Now, in Washington, the spotlight has circled to Apple, which in a prepared submission told another hostile committee of lawmakers that it does not use "tax gimmicks" and indeed "pays an extraordinary amount in U.S. taxes."
But even as policymakers berate companies alleged to be egregious about slick accounting, a growing chorus of business leaders agree with Reich and Schmidt and believe that reform efforts should be directed smack back at legislators.
That view is shared by the head of U.K. business organization the Confederation for British Industry Sir Roger Carr, who on Monday called on politicians to adapt the rules that allow companies like Apple and Google to so easily expatriate their profits. "If you want a different outcome," Carr said, "the rules must be rewritten to achieve the change that is required."
Carr elaborated on this in an interview with The Daily Telegraph. "As politicians pursue fairness, it is important that any criticisms are grounded in fact and hasty solutions or political point-scoring do not trigger long term unintended consequences," he said. "Tax avoidance cannot be about morality [but] should be calculated in keeping with the law of the land."

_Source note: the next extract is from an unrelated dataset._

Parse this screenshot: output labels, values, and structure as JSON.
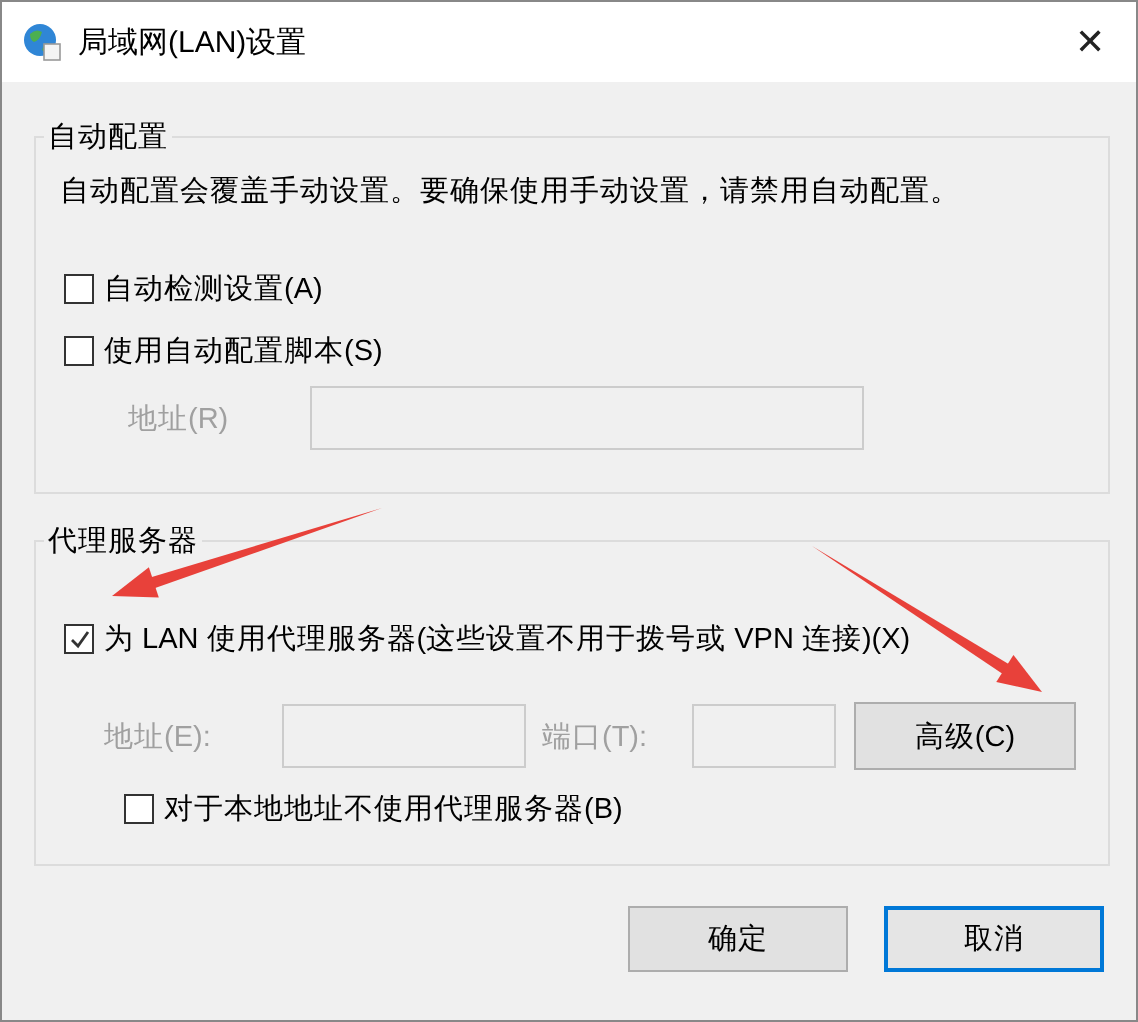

That's a clear reference to companies like Google and Apple, who say their actions are completely consistent with international finance rules as they now stand.
In his Sunday comment piece, Schmidt said, "Our hope is to move the debate forward, with everyone engaged constructively in developing a clearer, simpler system -- one in which companies that abide by the law know that the politicians who devised the rules are willing to defend and commend them. Politicians -- not companies -- set the rules."
Interestingly, both Carr and Schmidt attended a meeting with British Prime Minister David Cameron on Monday to discuss global business problems -- though members of the British press were specifically told that the issue of Google's tax affairs would not be discussed.